Since the discovery of neutrino oscillations, we know that at least two neutrinos must have masses. In order to explain this observation, physics beyond the Standard Model is needed. One popular approach is to extend the Standard Model by right-handed neutrinos. These particles could be at the same time a crucial ingredient to explain the baryon asymmetry by baryogenesis via leptogenesis. If such right-handed neutrinos were to exist, the active neutrinos could be either of Dirac or Majorana nature. In the latter case, some lepton-number violating interaction would be expected that could be potentially observable at neutrinoless double beta decay experiments, rare meson decays or collider experiments. We aim to develop novel ideas to pinpoint the nature of the active neutrinos and their underlying mass mechanism. With the complementarity of current and future experiments, our objective is to discover or exclude non-standard neutrino interactions with or without right-handed neutrinos.

Dark matter

Only 5% of the content of our today's universe can be described by the Standard Model of particle physics. Due to many complementary observations, we know however that around 25% of the known content of our universe is made out of dark matter. Many different potential dark matter candidates are proposed (WIMPs, SIMPs, FIMPs, etc.) and are being actively searched for. We study the phenomenology of different dark matter candidates ranging from feebly interacting particles to strongly interacting dark sectors and their potential to be discovered at colliders, direct or indirect detection experiments. Moreover, we investigate how different cosmological histories can impact the prediction of the relic abundance and experimental signatures.

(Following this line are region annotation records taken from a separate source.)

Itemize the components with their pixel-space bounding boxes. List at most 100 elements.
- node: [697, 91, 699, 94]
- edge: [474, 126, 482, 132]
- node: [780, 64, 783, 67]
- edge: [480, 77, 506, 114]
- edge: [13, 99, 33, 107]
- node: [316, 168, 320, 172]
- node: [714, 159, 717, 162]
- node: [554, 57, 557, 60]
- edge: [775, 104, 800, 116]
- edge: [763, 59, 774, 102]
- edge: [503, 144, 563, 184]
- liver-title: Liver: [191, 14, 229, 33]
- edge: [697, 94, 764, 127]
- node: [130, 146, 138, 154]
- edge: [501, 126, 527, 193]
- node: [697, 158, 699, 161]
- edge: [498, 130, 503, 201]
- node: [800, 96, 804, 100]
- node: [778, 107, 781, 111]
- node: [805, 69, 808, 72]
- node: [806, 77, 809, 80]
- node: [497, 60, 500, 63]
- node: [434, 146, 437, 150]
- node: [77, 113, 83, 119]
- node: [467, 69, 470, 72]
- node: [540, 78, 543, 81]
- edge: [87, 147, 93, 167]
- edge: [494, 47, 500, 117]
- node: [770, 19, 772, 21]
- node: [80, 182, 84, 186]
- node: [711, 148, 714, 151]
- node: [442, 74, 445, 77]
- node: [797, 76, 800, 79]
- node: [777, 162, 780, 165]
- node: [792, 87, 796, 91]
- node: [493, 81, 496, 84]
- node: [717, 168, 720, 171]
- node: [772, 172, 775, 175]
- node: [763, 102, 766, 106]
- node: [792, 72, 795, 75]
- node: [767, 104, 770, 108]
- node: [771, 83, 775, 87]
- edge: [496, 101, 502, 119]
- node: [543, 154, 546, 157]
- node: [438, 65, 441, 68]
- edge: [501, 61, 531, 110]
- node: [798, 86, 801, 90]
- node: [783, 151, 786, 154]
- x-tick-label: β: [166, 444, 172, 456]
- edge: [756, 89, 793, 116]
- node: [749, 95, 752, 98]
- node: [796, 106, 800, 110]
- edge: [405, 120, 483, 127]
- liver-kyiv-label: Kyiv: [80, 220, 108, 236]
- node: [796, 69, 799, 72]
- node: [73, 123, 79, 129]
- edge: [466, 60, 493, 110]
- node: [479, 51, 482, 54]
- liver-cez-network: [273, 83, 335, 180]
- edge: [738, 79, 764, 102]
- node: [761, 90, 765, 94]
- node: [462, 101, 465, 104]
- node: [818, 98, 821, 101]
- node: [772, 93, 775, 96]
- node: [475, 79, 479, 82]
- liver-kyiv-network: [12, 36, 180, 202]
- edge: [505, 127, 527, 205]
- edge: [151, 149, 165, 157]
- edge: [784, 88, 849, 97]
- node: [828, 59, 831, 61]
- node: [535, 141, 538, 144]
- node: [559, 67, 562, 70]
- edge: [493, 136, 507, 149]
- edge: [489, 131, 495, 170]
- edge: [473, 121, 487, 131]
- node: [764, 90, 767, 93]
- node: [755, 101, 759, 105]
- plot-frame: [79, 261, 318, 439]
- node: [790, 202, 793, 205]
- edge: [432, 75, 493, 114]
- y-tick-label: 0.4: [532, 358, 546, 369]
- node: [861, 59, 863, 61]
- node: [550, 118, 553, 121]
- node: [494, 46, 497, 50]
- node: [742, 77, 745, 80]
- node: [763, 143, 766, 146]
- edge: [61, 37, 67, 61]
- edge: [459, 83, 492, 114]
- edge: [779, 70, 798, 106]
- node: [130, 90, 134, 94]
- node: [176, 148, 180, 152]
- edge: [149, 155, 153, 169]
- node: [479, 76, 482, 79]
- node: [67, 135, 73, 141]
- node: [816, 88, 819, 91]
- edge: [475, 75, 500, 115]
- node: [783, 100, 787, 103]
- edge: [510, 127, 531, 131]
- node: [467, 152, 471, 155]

Improvement of theoretical calculations

In order to progress in the quest for new physics, theoretical calculations have to match the experimental accuracy and uncertainties have to be well understood. This is of the utmost importance in order to identify or exclude the parameter space of a dark matter model, for instance. Therefore, we perform precision calculations and consider non-perturbative effects, e.g. for the theoretical prediction of the relic abundance. We showcase their impact on the parameter space of corresponding models, which can be sizable, and their consequence on the interpretation of experimental constraints. Moreover, we study to what extent the thermal environment of the early universe impacts theoretical calculations usually performed at zero temperature.